Similarly, North American Scientific (Chatsworth, California) has developed a multi-stranded cage-type device that can keep toxic doses of radiation away from healthy tissue. Their design is a cage-within-a-cage so that the outer struts maintain a distance between the cavity and the inner strands that delivers the energy.
In addition to their high dose brachytherapy, they also offer a similar low dose system that allows insertion of the cage at the beginning of treatment and then extraction at the end of the five days without the twice-daily visits for high dose radiation. Although much more patient friendly, there is no data on low dose radiation of the breast and long term studies will be required for adoption. SenoRx (Los Altos, California) is planning on introducing a multi-lumen brachytherapy balloon that can deliver any type of energy source later this year following FDA approval.
Xoft uses a miniature X-ray source inside a balloon, and because it is not radiation, it has the potential to be placed in more locations and, hopefully, will offer more patients access to breast-conserving surgery and possibly avoid mastectomy.
The Mobetron from Intraop is a mobile electron linear accelerator designed to deliver electron radiation intra-operatively to the tumor prior to excision, theoretically killing all cancer cells before the tumor is removed, eliminating the chance of leaving any cancer cells behind in the cavity.

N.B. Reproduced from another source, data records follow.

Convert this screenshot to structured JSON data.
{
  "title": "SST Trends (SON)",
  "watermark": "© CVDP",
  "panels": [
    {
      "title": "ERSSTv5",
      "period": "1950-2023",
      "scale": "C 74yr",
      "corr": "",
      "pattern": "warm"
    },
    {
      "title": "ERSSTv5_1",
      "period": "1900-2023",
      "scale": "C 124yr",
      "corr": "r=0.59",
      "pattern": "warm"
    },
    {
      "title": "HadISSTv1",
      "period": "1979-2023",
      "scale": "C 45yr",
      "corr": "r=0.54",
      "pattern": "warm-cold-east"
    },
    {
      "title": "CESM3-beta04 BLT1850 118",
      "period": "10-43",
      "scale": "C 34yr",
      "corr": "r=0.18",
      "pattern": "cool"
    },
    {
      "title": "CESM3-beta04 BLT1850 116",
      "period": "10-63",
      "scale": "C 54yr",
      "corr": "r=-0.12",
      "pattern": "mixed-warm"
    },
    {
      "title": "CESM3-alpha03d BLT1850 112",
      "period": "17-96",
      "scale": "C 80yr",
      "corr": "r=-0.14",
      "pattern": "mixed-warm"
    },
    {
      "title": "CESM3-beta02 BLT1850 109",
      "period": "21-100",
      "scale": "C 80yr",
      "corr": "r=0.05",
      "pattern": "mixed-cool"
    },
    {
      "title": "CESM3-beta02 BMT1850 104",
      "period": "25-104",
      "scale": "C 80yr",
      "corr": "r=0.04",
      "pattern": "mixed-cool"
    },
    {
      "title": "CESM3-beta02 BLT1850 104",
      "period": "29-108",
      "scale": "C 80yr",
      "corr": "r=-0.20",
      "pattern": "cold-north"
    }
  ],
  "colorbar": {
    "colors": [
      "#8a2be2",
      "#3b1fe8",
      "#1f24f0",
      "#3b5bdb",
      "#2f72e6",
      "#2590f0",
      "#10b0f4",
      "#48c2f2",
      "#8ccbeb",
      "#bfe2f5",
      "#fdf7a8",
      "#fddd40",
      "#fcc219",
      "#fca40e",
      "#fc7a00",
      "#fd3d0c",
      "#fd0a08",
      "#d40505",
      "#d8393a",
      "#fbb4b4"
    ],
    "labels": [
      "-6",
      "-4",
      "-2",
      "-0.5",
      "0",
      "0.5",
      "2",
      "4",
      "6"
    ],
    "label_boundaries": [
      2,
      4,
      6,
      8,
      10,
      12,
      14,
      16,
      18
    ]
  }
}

Since it uses X-rays instead of a radioisotope, it does not require a bunker, and if the long-term studies prove out the theory, no follow-up radiation would be required — only the high-dose during surgery.
Similarly, the Intrabeam from Carl Zeiss (Jena, Germany) could be a one-time-only radiation done immediately post-op if clinical data supports its efficacy.
Most importantly, all these new technologies allow for more women to be able to have breast conserving cancer surgery without compromising their risk for future recurrence.